In Mathematics and Logic
Functional dependencies relate to notions in Set theory and Logic such as closure operators and implication systems; researchers at Harvard University and Institut des Hautes Études Scientifiques have studied algebraic characterizations. Connections to dependency theory in Category theory and to model-theoretic concepts like definability appear in work by scholars affiliated with Princeton University and Cambridge University. Algebraic treatments use lattices of closures and dependency preservation theorems akin to those in publications from Elsevier and Springer.
Detection and Algorithms
Determining implication and computing closures X+ under a set of dependencies use polynomial-time procedures taught in courses at Massachusetts Institute of Technology and implemented in systems developed at Oracle Corporation and Microsoft Research. Algorithms for minimal covers, dependency inference, and the Chase procedure are central to tools produced by projects at IBM Research and evaluated at conferences such as ICDE and PODS. Complexity results—NP-completeness and coNP bounds—appear in work from University of California, Los Angeles and ETH Zurich.
Applications and Examples
Functional dependencies guide schema normalization used in commercial systems by Oracle Corporation, Microsoft SQL Server, and PostgreSQL Global Development Group, ensuring redundancy reduction and update anomaly avoidance; example schemas are taught in courses at Columbia University and New York University. In data integration and ontology mapping, dependencies inform mappings used in projects at W3C and European Research Council funded initiatives. Example scenarios include employee-roster schemas illustrated in textbooks from Pearson Education and case studies from Kaggle competitions.
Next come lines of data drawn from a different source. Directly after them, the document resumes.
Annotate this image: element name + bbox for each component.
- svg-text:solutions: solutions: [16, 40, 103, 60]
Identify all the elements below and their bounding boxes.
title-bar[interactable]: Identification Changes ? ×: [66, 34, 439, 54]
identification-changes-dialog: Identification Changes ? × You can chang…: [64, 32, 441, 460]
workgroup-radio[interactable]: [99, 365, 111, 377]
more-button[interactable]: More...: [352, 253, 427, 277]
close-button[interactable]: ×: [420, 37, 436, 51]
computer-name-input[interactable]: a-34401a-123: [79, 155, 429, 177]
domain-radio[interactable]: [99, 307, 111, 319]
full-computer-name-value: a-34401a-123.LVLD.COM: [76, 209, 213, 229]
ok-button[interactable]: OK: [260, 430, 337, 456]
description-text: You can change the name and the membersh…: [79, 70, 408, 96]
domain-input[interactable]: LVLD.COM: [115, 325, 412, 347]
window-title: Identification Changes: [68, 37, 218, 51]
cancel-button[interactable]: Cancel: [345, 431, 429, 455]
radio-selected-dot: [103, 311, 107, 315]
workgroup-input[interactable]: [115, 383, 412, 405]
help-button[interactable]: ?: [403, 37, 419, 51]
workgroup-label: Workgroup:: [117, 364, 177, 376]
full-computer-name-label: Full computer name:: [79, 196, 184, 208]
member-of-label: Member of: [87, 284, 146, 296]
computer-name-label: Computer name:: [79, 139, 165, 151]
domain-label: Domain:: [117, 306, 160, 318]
Historical Development and Notation
The idea originates in the relational theory introduced by E. F. Codd at IBM with formal notation X → Y becoming standard through publications and conferences like SIGMOD and VLDB. Subsequent formalization of inference rules and axioms credited to researchers in Bell Laboratories and universities including University of Toronto led to Armstrong's axioms and to algorithmic work by scholars at Stanford University and Carnegie Mellon University. Notational conventions and canonical covers were popularized in textbooks authored by academics affiliated with Addison-Wesley and through standards discussions at ISO/IEC JTC 1.